Compte tenu des missions d'intérêt général des organismes du secteur public et des différentes catégories de services de communication audiovisuelle diffusés par voie hertzienne terrestre, des décrets en Conseil d'Etat fixent les principes généraux définissant les obligations concernant :

1° La publicité, le télé-achat et le parrainage ;

1° bis Les services consacrés exclusivement à l'autopromotion ou au télé-achat ;

2° La diffusion, en particulier aux heures de grande écoute, de proportions au moins égales à 60 % d'oeuvres cinématographiques et audiovisuelles européennes et de proportions au moins égales à 40 p. 100 d'oeuvres cinématographiques et audiovisuelles d'expression originale française ;

Toutefois, pour l'application des dispositions prévues à l'alinéa ci-dessus aux oeuvres audiovisuelles diffusées par les services autorisés, l'Autorité de régulation de la communication audiovisuelle et numérique pourra substituer aux heures de grande écoute des heures d'écoute significatives qu'elle fixera annuellement, pour chaque service, en fonction notamment des caractéristiques de son audience et de sa programmation ainsi que de l'importance et de la nature de sa contribution à la production ;

3° La contribution des éditeurs de services au développement de la production, en tout ou partie indépendante à leur égard, d'oeuvres cinématographiques et audiovisuelles, ainsi que la part de cette contribution ou le montant affectés à l'acquisition des droits de diffusion de ces oeuvres sur les services qu'ils éditent, en fixant, le cas échéant, des règles différentes pour les oeuvres cinématographiques et pour les oeuvres audiovisuelles et en fonction de la nature des oeuvres diffusées et des conditions d'exclusivité de leur diffusion. Cette contribution peut tenir compte de l'adaptation de l'œuvre aux personnes aveugles ou malvoyantes, et, en matière cinématographique, comporter une part destinée à la distribution. Dans des conditions fixées par les conventions et les cahiers des charges, elle peut être définie globalement, respectivement pour les œuvres cinématographiques et pour les œuvres audiovisuelles, pour plusieurs services de télévision ou de médias audiovisuels à la demande d'un même éditeur, d'un éditeur et de ses filiales, ou d'un éditeur et des filiales de la société qui le contrôle au sens du 2° de l'article 41-3.

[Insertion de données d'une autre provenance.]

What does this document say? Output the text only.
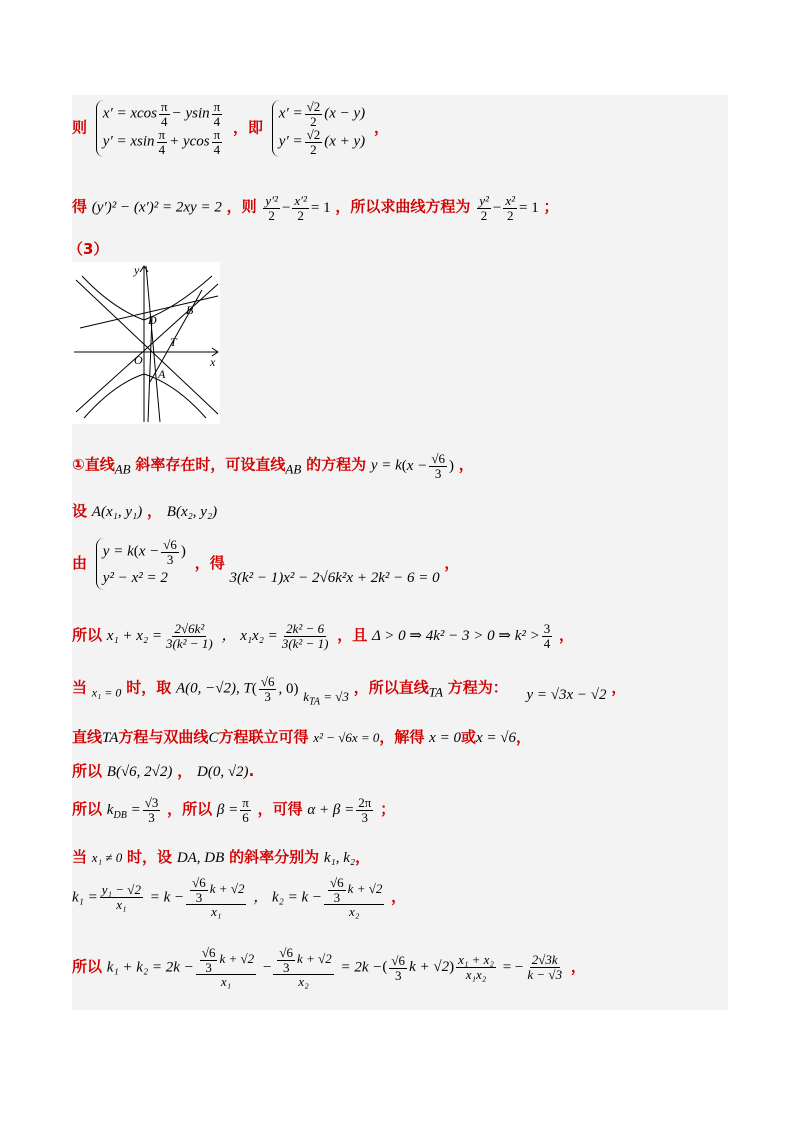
则
x′ = xcos $\frac{\pi}{4} - ysin \frac{\pi}{4}$
y′ = xsin $\frac{\pi}{4} + ycos \frac{\pi}{4}$
，即
$x' = \frac{√2}{2} (x - y)$
$y' = \frac{√2}{2} (x + y)$
，
得 (y′)² − (x′)² = 2xy = 2 ，则 $\frac{\text{y′²}}{2} - \frac{\text{x′²}}{2} = 1$ ，所以求曲线方程为 $\frac{\text{y²}}{2} - \frac{\text{x²}}{2} = 1$ ；
（3）
y
x
D
B
T
O
A
①直线$_{AB}$ 斜率存在时，可设直线$_{AB}$ 的方程为 $y = k(x - \frac{√6}{3}$ ) ，
设 A(x₁, y₁) ， B(x₂, y₂)
由
$y = k(x - \frac{√6}{3}$ )
y² − x² = 2
，得 3(k² − 1)x² − 2√6k²x + 2k² − 6 = 0 ，
所以 $x_1 + x_2 = \frac{\text{2√6k²}}{\text{3(k² − 1)}}$ ， $x_1x_2 = \frac{\text{2k² − 6}}{\text{3(k² − 1)}}$ ，且 Δ > 0 ⇒ 4k² − 3 > 0 ⇒ $k^2 > \frac{3}{4}$ ，
当 $_{x_1 = 0}$ 时，取 A(0, −√2), $T( \frac{√6}{3}$ , 0) $k_{TA} = √3$ ，所以直线$_{TA}$ 方程为： y = √3x − √2 ，
直线TA方程与双曲线C方程联立可得 x² − √6x = 0，解得 x = 0或x = √6，
所以 B(√6, 2√2) ， D(0, √2).
所以 $k_{DB} = \frac{√3}{3}$ ，所以 $\beta = \frac{\pi}{6}$ ，可得 $\alpha + \beta = \frac{2\pi}{3}$ ；
当 x₁ ≠ 0 时，设 DA, DB 的斜率分别为 k₁, k₂，
$k_1 = \frac{\text{y₁ − √2}}{\text{x₁}} = k - \frac{\frac{√6}{3} k + √2}{\text{x₁}}$ ， $k_2 = k - \frac{\frac{√6}{3} k + √2}{\text{x₂}}$ ，
所以 $k_1 + k_2 = 2k - \frac{\frac{√6}{3} k + √2}{\text{x₁}} - \frac{\frac{√6}{3} k + √2}{\text{x₂}} = 2k$ −( $\frac{√6}{3}$ $k + √2) \frac{\text{x₁ + x₂}}{\text{x₁x₂}}$ = − $\frac{2√3k}{k - √3}$ ，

En matière audiovisuelle, cette contribution porte, entièrement ou de manière significative, sur la production d'oeuvres de fiction, d'animation, de documentaires de création, y compris de ceux qui sont insérés au sein d'une émission autre qu'un journal télévisé ou une émission de divertissement, de vidéo-musiques et de captation ou de recréation de spectacles vivants ; elle peut inclure des dépenses de formation des auteurs et de promotion des œuvres.

4° L'acquisition des droits de diffusion, selon les différents modes d'exploitation, et la limitation de la durée de ces droits lorsqu'ils sont exclusifs. Pour les oeuvres cinématographiques diffusées en première exclusivité, la durée des droits exclusifs peut varier en fonction de la nature et du montant de la contribution au développement de la production ;

5° Le régime de diffusion des oeuvres cinématographiques de longue durée et, en particulier, la fixation d'un nombre maximal annuel de diffusions et de rediffusions et la grille horaire de programmation de ces oeuvres ;

6° Le maintien à niveau sonore constant des séquences publicitaires ainsi que des écrans qui les précèdent et qui les suivent.

Ces décrets peuvent fixer des règles différentes selon que la diffusion a lieu en clair ou fait appel à une rémunération de la part des usagers, ou selon l'étendue de la zone géographique desservie et pourront prévoir une application progressive en fonction du développement de la télévision numérique de terre. Ils peuvent également définir des obligations adaptées à la nature particulière des services de médias audiovisuels à la demande et les exonérer de l'application de certaines des règles prévues pour les autres services.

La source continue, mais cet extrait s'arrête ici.